One very impressive aspect (once you see the performance at least) is that the GTX 660 only requires a single 6-pin power connector, though slightly blurred in our highly artistic photo above. This allows the GTX 660 to find its way into more systems with smaller power supplies and smaller chassis.
The output configuration remains the same though – a pair of dual-link DVI outputs, full-size HDMI and full-size DisplayPort. Still the best configuration available in my book.

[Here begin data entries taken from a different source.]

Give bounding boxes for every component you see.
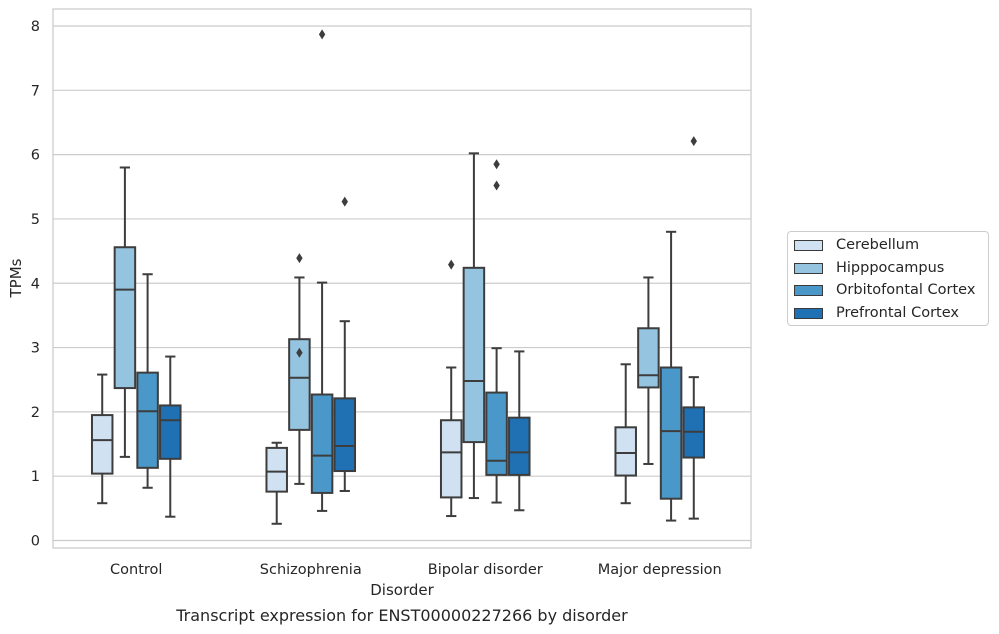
outlier-point-1 (493, 159, 500, 170)
box-hipppocampus-major-depression (637, 276, 660, 465)
box-iqr (90, 414, 114, 475)
box-cerebellum-major-depression (614, 363, 637, 505)
box-orbitofontal-cortex-major-depression (659, 230, 683, 522)
y-tick-label-6: 6 (31, 148, 40, 164)
outlier-point-0 (318, 29, 326, 40)
outlier-point-0 (493, 180, 500, 191)
y-tick-label-1: 1 (31, 469, 40, 485)
legend-item-cerebellum: Cerebellum (794, 235, 919, 255)
box-prefrontal-cortex-schizophrenia (333, 196, 357, 492)
box-iqr (113, 246, 137, 390)
legend-swatch-orbitofrontal-cortex (794, 284, 823, 296)
box-orbitofontal-cortex-schizophrenia (310, 29, 334, 512)
figure-caption: Transcript expression for ENST0000022726… (176, 606, 628, 625)
box-hipppocampus-control (113, 166, 137, 458)
box-iqr (136, 371, 159, 469)
box-iqr (310, 393, 334, 494)
box-cerebellum-schizophrenia (265, 441, 288, 525)
legend-item-hippocampus: Hipppocampus (794, 258, 944, 278)
x-axis-label: Disorder (370, 581, 434, 599)
legend-swatch-cerebellum (794, 239, 823, 251)
x-tick-label-bipolar-disorder: Bipolar disorder (428, 562, 543, 578)
box-orbitofontal-cortex-bipolar-disorder (485, 159, 508, 504)
legend-swatch-prefrontal-cortex (794, 307, 823, 319)
box-iqr (659, 366, 683, 500)
box-hipppocampus-bipolar-disorder (462, 152, 486, 500)
box-iqr (288, 338, 311, 431)
box-iqr (159, 404, 182, 460)
legend: Cerebellum Hipppocampus Orbitofontal Cor… (787, 231, 989, 326)
x-tick-label-major-depression: Major depression (598, 562, 722, 578)
x-tick-label-schizophrenia: Schizophrenia (260, 562, 362, 578)
y-tick-label-3: 3 (31, 341, 40, 357)
box-iqr (265, 446, 288, 493)
y-tick-label-8: 8 (31, 19, 40, 35)
y-tick-labels: 0 1 2 3 4 5 6 7 8 (31, 19, 40, 550)
box-cerebellum-control (90, 373, 114, 505)
legend-item-prefrontal-cortex: Prefrontal Cortex (794, 303, 959, 323)
box-hipppocampus-schizophrenia (288, 253, 311, 485)
box-iqr (462, 266, 486, 444)
legend-swatch-hippocampus (794, 262, 823, 274)
y-axis-label: TPMs (7, 258, 25, 298)
box-iqr (508, 416, 531, 476)
box-series (90, 29, 706, 525)
outlier-point-0 (690, 136, 697, 147)
y-tick-label-2: 2 (31, 405, 40, 421)
x-tick-label-control: Control (110, 562, 162, 578)
legend-item-orbitofrontal-cortex: Orbitofontal Cortex (794, 280, 975, 300)
y-tick-label-4: 4 (31, 276, 40, 292)
x-tick-labels: Control Schizophrenia Bipolar disorder Majo… (110, 562, 722, 578)
plot-frame (52, 8, 752, 549)
y-tick-label-0: 0 (31, 534, 40, 550)
box-iqr (439, 419, 463, 499)
box-prefrontal-cortex-control (159, 355, 182, 518)
box-iqr (614, 426, 637, 477)
box-orbitofontal-cortex-control (136, 273, 159, 489)
legend-label-orbitofrontal-cortex: Orbitofontal Cortex (836, 282, 976, 298)
outlier-point-0 (296, 347, 303, 358)
legend-label-cerebellum: Cerebellum (836, 237, 920, 253)
y-tick-label-5: 5 (31, 212, 40, 228)
box-iqr (485, 391, 508, 476)
outlier-point-0 (341, 196, 348, 207)
box-iqr (333, 397, 357, 473)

If you have seen the other Kepler block diagrams in previous reviews you will immediately recognize that the GK106 GPU is significantly smaller than GK104. The GTX 660 GPU consists of 960 CUDA cores, a drop from the 1344 cores found in the GTX 660 Ti. Texture units on the GPU drops from 112 to 80 on the lower cost product. ROP count is static with a count of 24 and as you would expect, a 192-bit memory bus to go along with it.
Once again, even though the GTX 660 uses a 192-bit memory bus, the graphics card will ship with 2GB of frame buffer made possible by supporting mixed density memory modes. Essentially, one of the three available 64-bit memory controllers will have access to a full 1GB of memory while the other two access 512MB each.
You might be wondering why the GPU seems unbalanced – NVIDIA claims that the GTX 660 is using the FULL GK106 GPU. The SMX on the far right of the block diagram does look a bit lonely without a partner, and my initial guess was that there was another SMX on the die that remained unused. NVIDIA says otherwise – so let's just move on.
The table above gives us the rest of the important specifications for GK106 and the GTX 660 graphics card. You can see that while memory bandwidth stays the same at 144.2 GB/s the texture filtering rate does drop to a 78.4 GigaTexels/s.
Die size on the new GK106 shrinks quite a bit along with the transistor count – going from 3.54B on GK104 to 2.54B.
The base clock speed of the GTX 660 is 980 MHz with a typical Boost clock of 1033 MHz – the memory data rate continues to hit the 6.0 GHz mark. This is actually HIGHER than the GTX 660 Ti that had a base of 915 MHz and a Boost clock of 980 MHz.
Thermal design limits only drop by about 10 watts according to NVIDIA which is a bit surprising considering the smaller die size and the move to a single 6-pin power connection. Even before putting the new GeForce GTX 660 2GB card in our test bed we were starting to get a feeling that it could perform quite closely to the GTX 660 Ti…
One thing that NVIDIA was pushing with this release is the idea of the upgrade cycle and what kind of benefit users that are still on the GeForce GTX 460 or even the 9800 GT would see with this new card and GPU.
According to NVIDIA's numbers a user that is still gaming with the 9800 GT would see performance increase by more than a factor of four, while also getting new features of DX11 like tessellation and Shader Model 5.0. Because of this interesting angle, I decided to include some testing with a legacy 9800 GT, GTX 460 1GB and even a GTX 560 Ti so that you can more easily see how the performance of the GTX 660 compares to what YOU have in your PC today.